I was playing around with the formulae

$$(a+b+c)^3=a^3 +b^3+c^3+3(a+b)(b+c)(c+a)$$ and,

$$a^3 +b^3+c^3-3abc=(a+b+c)(a^2+b^2+c^2-ab-bc-ca)$$

and noted that if $(a+b+c)\equiv0$(mod 6)$\implies a^3 +b^3+c^3\equiv3abc$(mod 6). Now I am not sure how to show $3abc\equiv 0$(mod6), and even doing that, we have only half of the proof because then we need to prove that the converse is also true.

Answer 1

Since $x^3\equiv_3 x$ for each integer $x$ we have $$3|a+b+c \iff a+b\equiv_3 -c$$ $$\iff (a+b)^3\equiv_3 (-c)^3$$

$$\iff a^3+3ab(a+b)+b^3\equiv_3 -c^3$$

$$\iff a^3+b^3+c^3\equiv_3 0 $$ $$\iff 3\mid a^3+b^3+c^3$$

Answer 2

Now, use that $a+b+c$ is an even number.

Can you end it now?

Answer 3

Among $a$, $b$, $c$ there are at least two even or two odd numbers. In any case $(a+b)(b+c)(c+a)$ is even.

Answer 4

Hint:

$$a^3-a=(a-1)a(a+1)$$ is divisible by $6$ being the product of three consecutive integers

$$\implies a^3+b^3+c^3+\cdots\equiv a+b+c+\cdots\pmod6$$

Answer 5

a^3+b^3+c^3-a-b-c = (a-1)a(a+1)+(b-1)b(b+1)+(c-1)c(c+1)

(a-1)a is divisible by 2.

(a-1)a(a+1) is divisible by 3.

Hence, (a-1)a(a+1) is divisible by 6.

Similarly, (b-1)b(b+1) and (c-1)c(c+1) are also divisible by 6.

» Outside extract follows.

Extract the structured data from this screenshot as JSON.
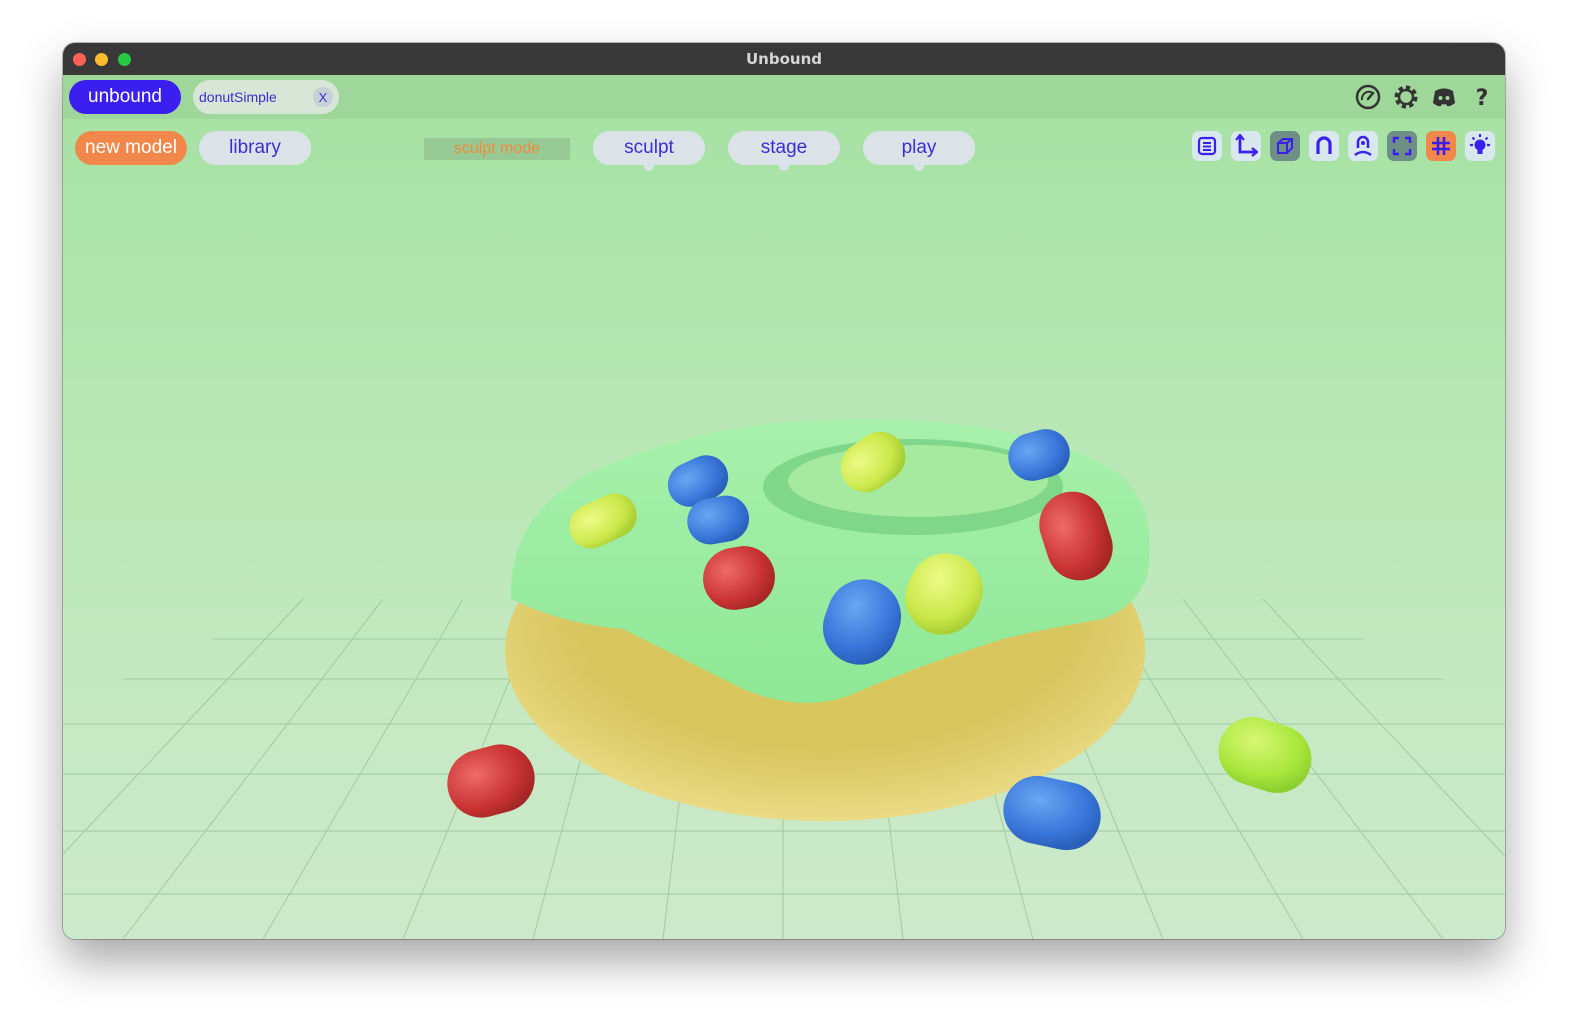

Since a^3+b^3+c^3 is divisible by 6 and (a-1)a(a+1)+(b-1)b(b+1)+(c-1)c(c+1) is divisible by 6, a+b+c is also divisible by 6.

For the converse, a+b+c is divisible by 6, (a-1)a(a+1)+(b-1)b(b+1)+(c-1)c(c+1) is also divisible by 6, hence a^3+b^3+c^3 is also divisible by 6.

I hope that this is the correct answer.